The Women’s History Month reflection video for today is an honor to women who embrace tradition as a tool to invoke change.
Today’s video is of the TEDTALKS series and is less than 20 minutes long. The speaker in this video is Kavita Ramdas and the name of the video is, Radical women, embracing tradition. The video has been embedded within this article, please view in entirety so as not to miss the frame of reference.
Kavita speaks from a world perspective about women and oppression. She tells several stories of women making change along with the struggles they encounter amidst their journey.
Kavita describes how personal is political and how women must make change everywhere they can and in every way.
Kavita talks about how women in Eastern countries message to Western country women is that, “we do not have to look like you to make change.”
Women in Eastern countries have risen to political status while wearing feminine energy suppressing clothes and amidst governance that attempts to oppress women through law.

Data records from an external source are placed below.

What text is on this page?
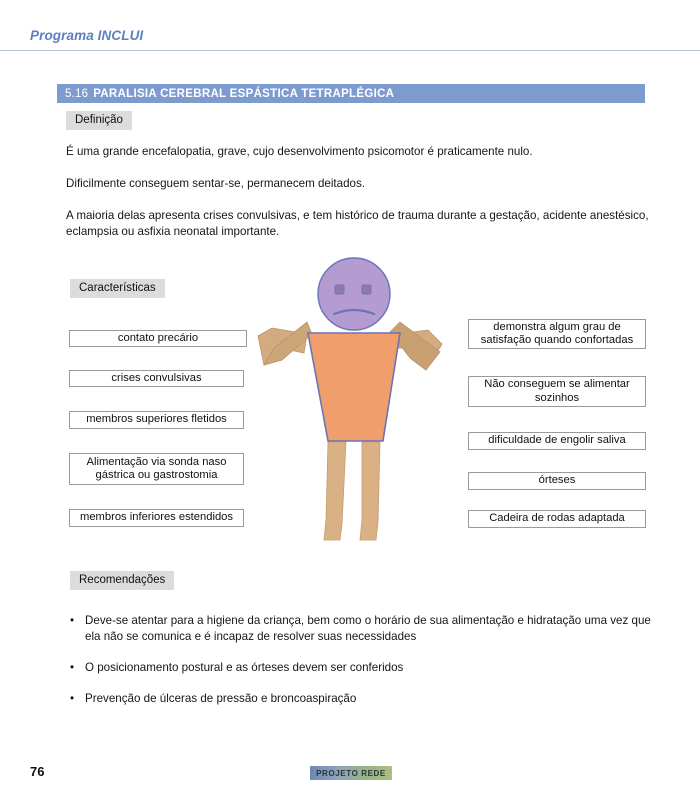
Programa INCLUI
5.16 PARALISIA CEREBRAL ESPÁSTICA TETRAPLÉGICA
Definição
É uma grande encefalopatia, grave, cujo desenvolvimento psicomotor é praticamente nulo.
Dificilmente conseguem sentar-se, permanecem deitados.
A maioria delas apresenta crises convulsivas, e tem histórico de trauma durante a gestação, acidente anestésico, eclampsia ou asfixia neonatal importante.
Características
contato precário
crises convulsivas
membros superiores fletidos
Alimentação via sonda naso gástrica ou gastrostomia
membros inferiores estendidos
demonstra algum grau de satisfação quando confortadas
Não conseguem se alimentar sozinhos
dificuldade de engolir saliva
órteses
Cadeira de rodas adaptada
Recomendações
• Deve-se atentar para a higiene da criança, bem como o horário de sua alimentação e hidratação uma vez que ela não se comunica e é incapaz de resolver suas necessidades
• O posicionamento postural e as órteses devem ser conferidos
• Prevenção de úlceras de pressão e broncoaspiração
76	PROJETO REDE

Kavita shares how one of the requirements of one of the largest world religions is that every individual have literacy so that they can read and comprehend the text thereof. Such requirements have been used to allow women literacy rights worldwide.
Many of us living in America are absolutely oblivious to the inhumane rights of women worldwide. At this very moment, there are places on Earth where women are not allowed to show their skin, their hair or their feet. There are places where women are being sold off for marriage at the tender age of twelve.